Then its time to take all you have learned, and use it for the benefit of others on here :T


----------



## gperkins_1973 (Aug 25, 2008)

Hi guys,

I have attached a pic to show my sub, centre and my main speakers. Not sure if this tells you anything but if it does it would be good to know.

Centre is green and main speakers are red. Sub is blue

cheers

Graham


----------



## Moonfly (Aug 1, 2008)

It tells us everything is just fine :T, between them it looks like your mains and centre are creating a decent response together to add to the one your sub is showing.


----------



## gperkins_1973 (Aug 25, 2008)

Dan,

Cheers for that. Its good to get a second opinion just to make sure. So one more thing, with regards to mid bass slam I guess not all of that will be coming from the sub so you are relying on your speakers to help with that as well.

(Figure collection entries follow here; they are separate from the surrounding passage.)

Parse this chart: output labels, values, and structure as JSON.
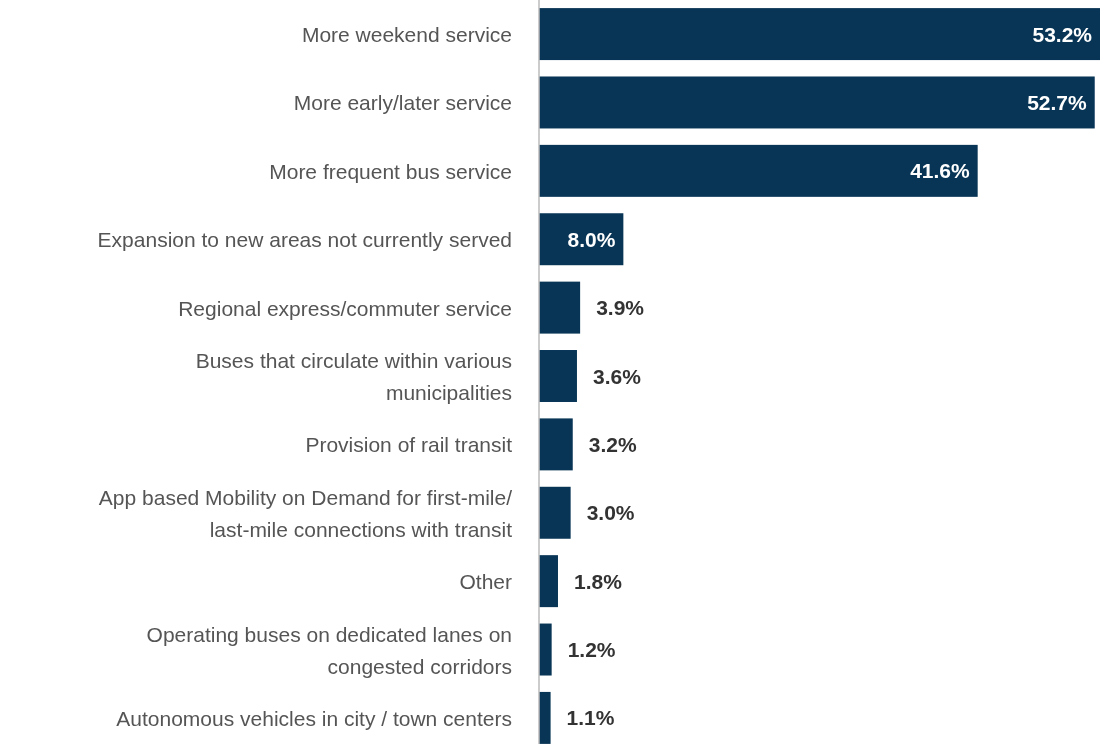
{
  "chart_data": {
    "type": "bar",
    "orientation": "horizontal",
    "data_labels": true,
    "color": "#083555",
    "categories": [
      "More weekend service",
      "More early/later service",
      "More frequent bus service",
      "Expansion to new areas not currently served",
      "Regional express/commuter service",
      "Buses that circulate within various municipalities",
      "Provision of rail transit",
      "App based Mobility on Demand for first-mile/last-mile connections with transit",
      "Other",
      "Operating buses on dedicated lanes on congested corridors",
      "Autonomous vehicles in city / town centers"
    ],
    "values": [
      53.2,
      52.7,
      41.6,
      8.0,
      3.9,
      3.6,
      3.2,
      3.0,
      1.8,
      1.2,
      1.1
    ],
    "value_labels": [
      "53.2%",
      "52.7%",
      "41.6%",
      "8.0%",
      "3.9%",
      "3.6%",
      "3.2%",
      "3.0%",
      "1.8%",
      "1.2%",
      "1.1%"
    ]
  }
}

I will play with lowering my crossover on the front 3 slightly and see how it goes.

cheers

Graham


----------



## glaufman (Nov 25, 2007)

Next step is to run the sweep with both the mains and sub playing, to make sure they play nicely with each other.


----------



## gperkins_1973 (Aug 25, 2008)

Greg,

I will do that tonight and post a graph.

cheers

Graham


----------



## hybris (Jan 25, 2009)

So, did you get around to measuring your sub and mains together? It's a great idea to measure them both separately to see which speakers do what - but you won't really know how your practical frequency response is before you measure it all together (as I assume you listen with both mains and sub turned on at the same time)


----------



## Moonfly (Aug 1, 2008)

hybris said:


> So, did you get around to measuring your sub and mains together? It's a great idea to measure them both separately to see which speakers do what - but you won't really know how your practical frequency response is before you measure it all together (as I assume you listen with both mains and sub turned on at the same time)


And dont forget, if your unlucky to get a phase issue, you can only see it with measurements done with both fronts and sub included together.


----------